En grande partie à cause de la position contradictoire des dirigeants arméniens, qui ont préféré se tourner vers l'Occident au lieu d'un travail rythmé avec la Russie et l'Azerbaïdjan, la mise en œuvre de l'ensemble des accords trilatéraux au plus haut niveau pour 2020-2022 est restée au point mort.  Un temps précieux a été perdu, pendant lequel des progrès significatifs auraient pu être réalisés en termes d'accord sur un traité de paix, de délimitation de la frontière et de déblocage des communications régionales, qui seraient devenus des facteurs de sécurité supplémentaires pour l'Arménie. Il convient également de noter que lors des réunions susmentionnées de Prague et de Bruxelles sous l’égide de l'Union européenne, le Premier ministre arménien, tout en reconnaissant l'intégrité territoriale de l'Azerbaïdjan, n'a pas évoqué les droits et la sécurité des Arméniens du Karabakh. Même aujourd'hui, nous ne voyons pas un grand intérêt de la part d'Erevan pour aider à résoudre les problèmes urgents au Haut-Karabakh - nous parlons de créer des conditions favorables au respect du cessez-le-feu, d'améliorer la situation humanitaire et d'établir un dialogue durable entre Bakou et Stepanakert.

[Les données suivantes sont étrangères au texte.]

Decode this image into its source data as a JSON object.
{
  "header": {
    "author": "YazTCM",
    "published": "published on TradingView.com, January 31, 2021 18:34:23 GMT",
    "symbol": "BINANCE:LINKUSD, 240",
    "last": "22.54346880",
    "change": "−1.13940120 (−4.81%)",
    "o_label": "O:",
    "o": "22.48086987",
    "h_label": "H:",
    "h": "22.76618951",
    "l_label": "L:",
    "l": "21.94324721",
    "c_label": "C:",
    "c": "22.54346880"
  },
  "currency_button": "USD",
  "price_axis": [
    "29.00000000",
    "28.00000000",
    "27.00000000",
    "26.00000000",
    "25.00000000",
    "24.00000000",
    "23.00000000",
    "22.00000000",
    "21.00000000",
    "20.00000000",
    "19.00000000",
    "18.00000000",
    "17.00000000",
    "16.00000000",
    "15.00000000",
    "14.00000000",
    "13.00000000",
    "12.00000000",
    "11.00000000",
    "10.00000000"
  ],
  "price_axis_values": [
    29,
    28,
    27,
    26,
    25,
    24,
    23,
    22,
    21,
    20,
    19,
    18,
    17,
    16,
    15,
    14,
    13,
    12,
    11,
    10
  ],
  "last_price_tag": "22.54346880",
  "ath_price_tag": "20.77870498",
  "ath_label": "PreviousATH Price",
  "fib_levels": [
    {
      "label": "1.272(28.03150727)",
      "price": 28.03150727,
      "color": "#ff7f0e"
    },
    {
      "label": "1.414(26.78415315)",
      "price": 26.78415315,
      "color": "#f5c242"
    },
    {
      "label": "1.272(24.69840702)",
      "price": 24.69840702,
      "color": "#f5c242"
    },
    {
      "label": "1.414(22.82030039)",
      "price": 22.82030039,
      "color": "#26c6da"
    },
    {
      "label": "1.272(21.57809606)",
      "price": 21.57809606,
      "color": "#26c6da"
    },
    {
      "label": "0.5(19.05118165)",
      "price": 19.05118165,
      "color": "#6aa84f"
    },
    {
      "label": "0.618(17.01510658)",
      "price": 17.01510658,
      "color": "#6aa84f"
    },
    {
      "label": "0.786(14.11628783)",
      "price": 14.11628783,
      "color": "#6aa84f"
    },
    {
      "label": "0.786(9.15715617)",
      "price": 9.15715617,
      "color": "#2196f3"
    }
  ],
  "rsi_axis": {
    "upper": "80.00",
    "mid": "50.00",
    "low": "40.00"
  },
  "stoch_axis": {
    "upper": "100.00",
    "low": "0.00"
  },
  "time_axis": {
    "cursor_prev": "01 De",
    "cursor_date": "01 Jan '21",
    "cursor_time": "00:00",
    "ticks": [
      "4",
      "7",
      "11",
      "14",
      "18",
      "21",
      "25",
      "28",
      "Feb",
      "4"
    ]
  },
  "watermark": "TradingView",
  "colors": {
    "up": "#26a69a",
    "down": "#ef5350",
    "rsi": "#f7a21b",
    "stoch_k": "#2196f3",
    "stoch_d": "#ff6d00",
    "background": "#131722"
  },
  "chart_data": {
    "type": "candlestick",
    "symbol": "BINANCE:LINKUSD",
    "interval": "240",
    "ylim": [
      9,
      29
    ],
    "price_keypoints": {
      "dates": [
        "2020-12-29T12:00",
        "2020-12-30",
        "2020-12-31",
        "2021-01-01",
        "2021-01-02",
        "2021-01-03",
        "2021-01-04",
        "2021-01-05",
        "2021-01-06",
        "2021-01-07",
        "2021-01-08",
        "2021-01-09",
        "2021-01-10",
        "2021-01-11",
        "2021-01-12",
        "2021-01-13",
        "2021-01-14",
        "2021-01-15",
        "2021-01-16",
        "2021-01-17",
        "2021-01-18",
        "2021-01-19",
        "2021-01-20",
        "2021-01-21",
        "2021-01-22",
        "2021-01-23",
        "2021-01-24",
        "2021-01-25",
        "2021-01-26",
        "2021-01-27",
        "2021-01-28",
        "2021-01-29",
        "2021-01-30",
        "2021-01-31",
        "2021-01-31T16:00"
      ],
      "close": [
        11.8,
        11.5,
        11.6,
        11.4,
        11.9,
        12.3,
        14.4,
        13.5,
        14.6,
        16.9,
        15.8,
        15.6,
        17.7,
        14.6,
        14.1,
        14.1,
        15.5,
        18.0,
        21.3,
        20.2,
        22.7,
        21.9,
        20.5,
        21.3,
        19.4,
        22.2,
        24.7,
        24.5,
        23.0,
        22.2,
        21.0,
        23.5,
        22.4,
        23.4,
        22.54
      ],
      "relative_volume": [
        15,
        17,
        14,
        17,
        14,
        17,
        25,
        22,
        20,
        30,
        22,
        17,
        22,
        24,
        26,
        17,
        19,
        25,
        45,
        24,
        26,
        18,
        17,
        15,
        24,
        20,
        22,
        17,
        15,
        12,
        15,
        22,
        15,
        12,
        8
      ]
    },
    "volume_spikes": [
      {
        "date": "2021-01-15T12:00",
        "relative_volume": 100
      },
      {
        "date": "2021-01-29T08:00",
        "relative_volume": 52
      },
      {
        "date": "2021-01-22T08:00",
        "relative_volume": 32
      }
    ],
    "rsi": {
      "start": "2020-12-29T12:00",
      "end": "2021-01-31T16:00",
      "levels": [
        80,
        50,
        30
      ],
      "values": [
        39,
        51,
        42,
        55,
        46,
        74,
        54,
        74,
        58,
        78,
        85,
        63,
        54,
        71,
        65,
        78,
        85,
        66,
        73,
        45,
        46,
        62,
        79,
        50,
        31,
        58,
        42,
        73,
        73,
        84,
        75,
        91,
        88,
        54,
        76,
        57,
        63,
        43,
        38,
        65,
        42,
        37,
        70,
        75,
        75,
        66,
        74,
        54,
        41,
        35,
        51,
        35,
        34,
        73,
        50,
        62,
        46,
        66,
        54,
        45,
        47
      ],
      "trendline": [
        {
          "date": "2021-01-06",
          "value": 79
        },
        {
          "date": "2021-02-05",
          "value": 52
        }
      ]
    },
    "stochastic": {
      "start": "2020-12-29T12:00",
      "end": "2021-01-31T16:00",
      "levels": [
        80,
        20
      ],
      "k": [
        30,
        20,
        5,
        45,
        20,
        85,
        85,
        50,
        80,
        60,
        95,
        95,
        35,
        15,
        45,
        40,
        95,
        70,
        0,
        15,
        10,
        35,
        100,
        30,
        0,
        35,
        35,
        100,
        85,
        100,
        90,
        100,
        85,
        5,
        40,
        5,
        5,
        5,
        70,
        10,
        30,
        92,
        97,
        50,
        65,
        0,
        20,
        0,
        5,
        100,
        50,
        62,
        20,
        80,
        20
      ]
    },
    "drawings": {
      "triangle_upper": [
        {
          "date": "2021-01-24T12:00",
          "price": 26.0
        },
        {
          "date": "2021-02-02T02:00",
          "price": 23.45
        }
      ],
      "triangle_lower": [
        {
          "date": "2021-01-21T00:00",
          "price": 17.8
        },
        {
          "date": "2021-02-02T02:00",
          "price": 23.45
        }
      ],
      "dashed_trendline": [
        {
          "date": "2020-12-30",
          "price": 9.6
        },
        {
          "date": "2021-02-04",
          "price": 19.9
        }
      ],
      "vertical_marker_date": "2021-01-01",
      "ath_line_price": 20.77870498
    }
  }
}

Cette approche irresponsable de l’équipe de Nikol Pashinyan a provoqué un mécontentement compréhensible au sein d’une partie de la société arménienne, qui s’est exprimé par des protestations populaires. Bien entendu, les allégations selon lesquelles elles auraient été inspirées par la Russie n’ont rien à voir avec la réalité. Le chef du gouvernement arménien doit être bien conscient que Moscou ne pratique pas de telles choses - contrairement à l'Occident qui est assez habile dans l'organisation de "révolutions de couleur", mais qui, par une étrange coïncidence, a choisi de ne pas remarquer les nombreux faits de persécution des manifestants par les autorités d'Erevan. Parallèlement, il est de notoriété publique que l'ambassadeur américain entretient des contacts étroits avec le gouvernement. Dans ce contexte, une véritable bacchanale antirusse s’est déroulée dans les médias arméniens clairement à l’instigation des autorités.

Nous sommes convaincus que les dirigeants d’Erevan commettent une grave erreur en essayant délibérément de détruire les liens multidimensionnels et séculaires entre l’Arménie et la Russie et en faisant du pays un otage des jeux géopolitiques de l’Occident. Nous sommes convaincus que l’écrasante majorité de la population arménienne en est consciente. »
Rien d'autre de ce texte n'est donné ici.